Приближеніе зимнихъ мѣсяцевъ и неизбѣжно связанной съ ними непогоды словно изгнало изъ дома Голубиныхъ столь присущіе ему миръ и согласіе. Все, повидимому, шло какъ и прежде. Людмила Павловна хозяйничала, Филиппъ Антоновичъ почитывалъ свои книжки и бесѣдовалъ о прочитанномъ съ отцемъ Сергіемъ; все, казалось, шло по старому, тѣмъ не менѣе посторонняя нотка ворвалась въ свѣтлую гармонію семейнаго счастья, и нотка эта все усиливалась и звучала все рѣзче и рѣзче. Васюта съ каждымъ днемъ становилась тише, спокойнѣе, съ каждымъ днемъ она все больше уединялась; рѣже и рѣже находили на нее минуты веселья, когда, вдругъ вырвавшись изъ какихъ-то наложенныхъ ею на себя оковъ, она поднимала весь домъ вверхъ дномъ и рѣзвилась, какъ выпущенный на волю жеребенокъ. Послѣ каждой подобной вспышки немедленно наступала реакція. Еще другіе продолжаютъ начатую ею возню, а она уже относится въ ней безучастно. Вмѣсто смѣха, на лицѣ появляется озабоченное выраженіе и она спѣшить уйти отъ другихъ. Уединеніе стало для нея такою-же потребностью, какъ въ прежнее, еще недавнее время — общество.

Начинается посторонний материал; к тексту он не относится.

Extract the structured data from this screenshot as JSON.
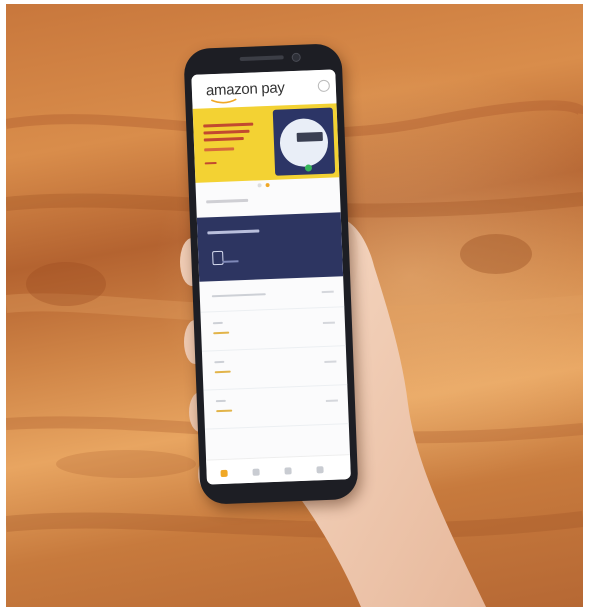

— Васюта наша начинаетъ къ чтенію пристращаться, съ довольнымъ видомъ сообщилъ разъ Филиппъ Антоновичъ отцу Сергію.

— Доброе дѣло, замѣтилъ сочувственно отецъ Сергій.

— Богъ знаетъ, доброе-ли это дѣло, вмѣшалась въ разговоръ Людмила Павловна, — не всегда отъ книжекъ толкъ бываетъ.

— Что ты, Милочка, какъ можно, чтобы отъ книжекъ толку не было, съ мягкимъ укоромъ возразилъ Филиппъ Антоновичъ.

Людмила Павловна не нашла нужнымъ продолжать разговоръ на эту тему. Она раньше другихъ увидала перемѣну въ дочкѣ, и развивающееся пристрастіе Васюты въ книжкамъ въ значительной степени ее безпокоило. Это безпокойство еще усилилось, когда Васюта заявила желаніе уѣхать изъ Алсу въ Москву, доканчивать свое образованіе. Сначала Людмила Павловна отвѣтила смѣхомъ на это довольно нерѣшительно высказанное желаніе, но когда Васюта повторила его, и повторяла не безъ упорства, она разсердилась.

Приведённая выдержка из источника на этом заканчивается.